Unfortunately for me, there was plenty of news to be had.
“I don’t know why you keep doing this to yourself,” snapped Grace, snatching the copy of US Weekly magazine from my hands. The cover picture showed Nico and a busty brunette staggering through the lobby of the Four Seasons Hotel in Beverly Hills at two o’clock in the morning. His arm was slung over her shoulder; his head was bent as he said something into her ear. Her skirt was so short it was almost a belt.
Not even a week and I’d been replaced. I was so depressed I couldn’t even muster the energy to feel sorry for myself.
I snatched the magazine back, returning to the page I’d been reading. “It’s called self-flagellation,” I muttered. “I’ve heard it’s good for the soul.”
Grace huffed, “There’s nothing wrong with your soul, Kat. It’s your brain that’s the problem!”
I’d been staying with her again, hiding in the cocoon of her controlled-access building since the prior weekend. Chloe was hysterical with worry, mainly because she was convinced I was headed for a trip to the hospital due to the sheer amount of liquid that had been exiting my body through my eyes, but Grace was her usual tough-as-nails self, ordering me to eat when it was time, ordering me to sleep, ordering me to take a shower. It was good she was around, because if not for her influence, I wouldn’t have done any of those things.
I would have simply existed on a steady toxic diet of tabloids, watching the love of my life fuck his way through every brunette in town.
To say I was surprised by that unexpected development would be akin to saying the dinosaurs were surprised when that giant meteor first touched down.
I wasn’t surprised. I was fucking annihilated.
“This is ridiculous, Kat. None of this even makes sense. If you were so convinced you were done with him, if you were so over it that you had to break up with the poor guy like that, why the hell are you acting like this?” Grace’s narrowed gray eyes drilled into me.
“It’s complicated. And by the way, that ‘poor guy’ has had his dick inside at least two dozen women in the past week! I think he’s doing just fine.” In an attempt to escape her relentless stare, I tossed aside the magazine and burrowed deeper into the safety of her couch. The snuggie I was wrapped in was no match for her burning gaze, because I felt its heat right through the Barbie-puke-pink fabric.
“If the tabloids are to be believed.
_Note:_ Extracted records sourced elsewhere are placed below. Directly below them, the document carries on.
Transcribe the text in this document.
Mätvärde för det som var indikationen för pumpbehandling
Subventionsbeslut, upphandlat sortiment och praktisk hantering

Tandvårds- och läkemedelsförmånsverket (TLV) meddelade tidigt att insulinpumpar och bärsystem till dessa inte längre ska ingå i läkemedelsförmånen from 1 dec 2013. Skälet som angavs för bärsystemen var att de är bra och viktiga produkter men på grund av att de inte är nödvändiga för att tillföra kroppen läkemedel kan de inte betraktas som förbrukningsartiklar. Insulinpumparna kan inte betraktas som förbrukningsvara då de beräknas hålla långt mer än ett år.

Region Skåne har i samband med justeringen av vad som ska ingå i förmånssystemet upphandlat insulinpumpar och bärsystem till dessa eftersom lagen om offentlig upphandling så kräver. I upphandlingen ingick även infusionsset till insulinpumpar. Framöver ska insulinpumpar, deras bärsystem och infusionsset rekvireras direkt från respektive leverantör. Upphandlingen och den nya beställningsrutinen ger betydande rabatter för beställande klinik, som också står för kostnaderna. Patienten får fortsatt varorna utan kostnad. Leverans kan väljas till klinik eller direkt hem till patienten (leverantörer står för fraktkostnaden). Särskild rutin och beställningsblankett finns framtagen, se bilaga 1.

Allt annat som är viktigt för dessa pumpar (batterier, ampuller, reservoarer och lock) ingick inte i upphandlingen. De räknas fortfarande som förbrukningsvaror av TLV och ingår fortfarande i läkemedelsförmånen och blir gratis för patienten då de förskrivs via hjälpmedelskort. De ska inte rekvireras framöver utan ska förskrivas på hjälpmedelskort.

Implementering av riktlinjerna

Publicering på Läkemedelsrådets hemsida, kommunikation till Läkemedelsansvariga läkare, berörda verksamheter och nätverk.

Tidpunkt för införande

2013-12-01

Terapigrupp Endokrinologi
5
And considering their track record with UFOs, mutant human-alien hybrids, and Oprah Winfrey secretly being a government-controlled robot, they’re not.”
She had a point. It counted for exactly zero on the “Make Kat Feel Better” scale.
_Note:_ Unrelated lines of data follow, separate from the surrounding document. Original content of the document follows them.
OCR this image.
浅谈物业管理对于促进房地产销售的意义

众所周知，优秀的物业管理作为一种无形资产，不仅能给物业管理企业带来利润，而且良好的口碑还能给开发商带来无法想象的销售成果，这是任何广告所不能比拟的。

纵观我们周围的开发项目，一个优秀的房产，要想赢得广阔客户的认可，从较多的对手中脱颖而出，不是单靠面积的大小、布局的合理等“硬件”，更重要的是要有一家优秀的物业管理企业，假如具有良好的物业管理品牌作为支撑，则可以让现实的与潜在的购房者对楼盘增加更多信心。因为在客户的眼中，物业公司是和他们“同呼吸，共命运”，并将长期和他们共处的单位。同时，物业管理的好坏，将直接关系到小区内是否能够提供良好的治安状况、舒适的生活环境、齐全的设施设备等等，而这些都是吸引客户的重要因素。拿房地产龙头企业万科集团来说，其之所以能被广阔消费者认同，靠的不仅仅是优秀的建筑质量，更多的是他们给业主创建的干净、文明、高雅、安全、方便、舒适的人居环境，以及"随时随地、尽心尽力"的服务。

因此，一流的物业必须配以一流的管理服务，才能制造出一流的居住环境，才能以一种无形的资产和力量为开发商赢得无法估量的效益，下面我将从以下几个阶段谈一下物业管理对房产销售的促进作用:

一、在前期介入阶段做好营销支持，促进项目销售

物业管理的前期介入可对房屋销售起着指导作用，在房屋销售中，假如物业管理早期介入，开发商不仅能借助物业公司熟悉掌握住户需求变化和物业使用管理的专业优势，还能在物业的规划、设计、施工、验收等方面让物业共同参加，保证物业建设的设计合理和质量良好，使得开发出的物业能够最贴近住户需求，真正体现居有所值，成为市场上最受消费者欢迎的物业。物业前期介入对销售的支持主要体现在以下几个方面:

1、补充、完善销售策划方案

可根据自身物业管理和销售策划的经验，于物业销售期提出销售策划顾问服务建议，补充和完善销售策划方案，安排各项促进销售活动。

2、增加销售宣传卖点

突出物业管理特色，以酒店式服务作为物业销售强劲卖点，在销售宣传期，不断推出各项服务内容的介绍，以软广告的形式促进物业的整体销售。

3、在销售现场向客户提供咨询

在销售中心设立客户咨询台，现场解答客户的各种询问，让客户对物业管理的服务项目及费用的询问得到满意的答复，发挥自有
I said, “You’ll never convince me Quentin Tarantino isn’t a mutant human-alien hybrid. Have you seen his forehead?”
Grace sighed.
“And why are you sticking up for Nico anyway? I know you never liked him!”
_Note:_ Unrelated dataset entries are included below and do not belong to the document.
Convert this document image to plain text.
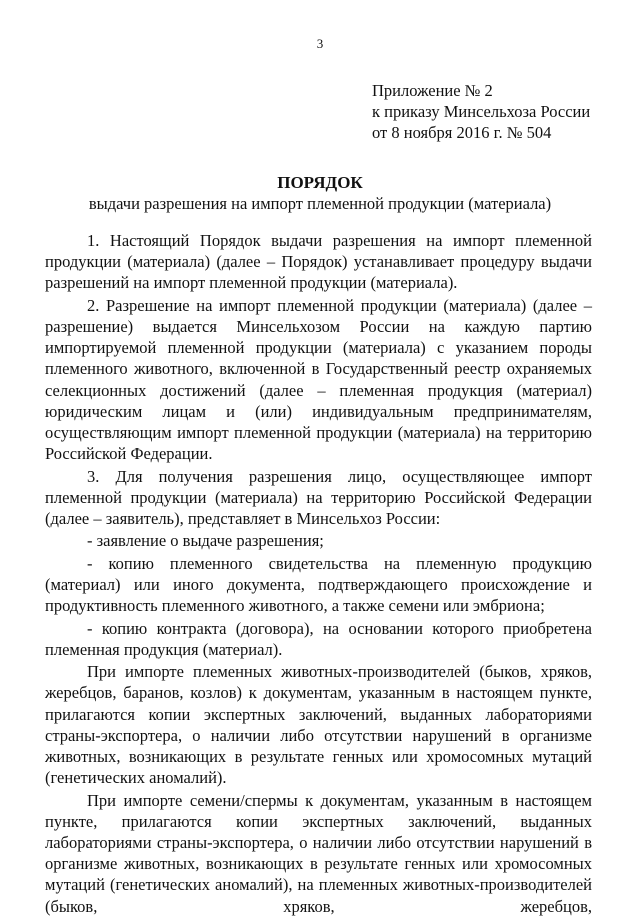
3
Приложение № 2
к приказу Минсельхоза России
от 8 ноября 2016 г. № 504
ПОРЯДОК
выдачи разрешения на импорт племенной продукции (материала)

1. Настоящий Порядок выдачи разрешения на импорт племенной продукции (материала) (далее – Порядок) устанавливает процедуру выдачи разрешений на импорт племенной продукции (материала).

2. Разрешение на импорт племенной продукции (материала) (далее – разрешение) выдается Минсельхозом России на каждую партию импортируемой племенной продукции (материала) с указанием породы племенного животного, включенной в Государственный реестр охраняемых селекционных достижений (далее – племенная продукция (материал) юридическим лицам и (или) индивидуальным предпринимателям, осуществляющим импорт племенной продукции (материала) на территорию Российской Федерации.

3. Для получения разрешения лицо, осуществляющее импорт племенной продукции (материала) на территорию Российской Федерации (далее – заявитель), представляет в Минсельхоз России:

- заявление о выдаче разрешения;

- копию племенного свидетельства на племенную продукцию (материал) или иного документа, подтверждающего происхождение и продуктивность племенного животного, а также семени или эмбриона;

- копию контракта (договора), на основании которого приобретена племенная продукция (материал).

При импорте племенных животных-производителей (быков, хряков, жеребцов, баранов, козлов) к документам, указанным в настоящем пункте, прилагаются копии экспертных заключений, выданных лабораториями страны-экспортера, о наличии либо отсутствии нарушений в организме животных, возникающих в результате генных или хромосомных мутаций (генетических аномалий).

При импорте семени/спермы к документам, указанным в настоящем пункте, прилагаются копии экспертных заключений, выданных лабораториями страны-экспортера, о наличии либо отсутствии нарушений в организме животных, возникающих в результате генных или хромосомных мутаций (генетических аномалий), на племенных животных-производителей (быков, хряков, жеребцов,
A stony silence. I looked up to find Grace staring down at me, scary as an axe murderer. Her tone was as severe as her expression. “You know I’m not stupid, right?”
“Um. Yes?”
“Good. Because you’re acting as if I’m too dull to figure out something else is going on here that you’re not willing to talk about.”
I opened my mouth to protest. Grace put up a hand and said, “Shush.”
I shushed.
“I won’t push you to tell me what it is, but I want you to know that I know you have a ridiculous tendency toward unquestioning self-sacrifice. You’d be first in a line of Hindu widows to throw herself on her husband’s burning funeral pyre. You’d be the only virgin in tribal history to willingly jump into the volcano to appease the gods. You’re that soldier who would fall on a grenade to save his buddies.”
I was touched. “Thanks, Gracie.”
“It’s not a compliment, for God’s sake! What I’m saying is that you have no sense of self-preservation! You’re too worried about saving everybody else! How about if, just once, you thought about what you wanted first?”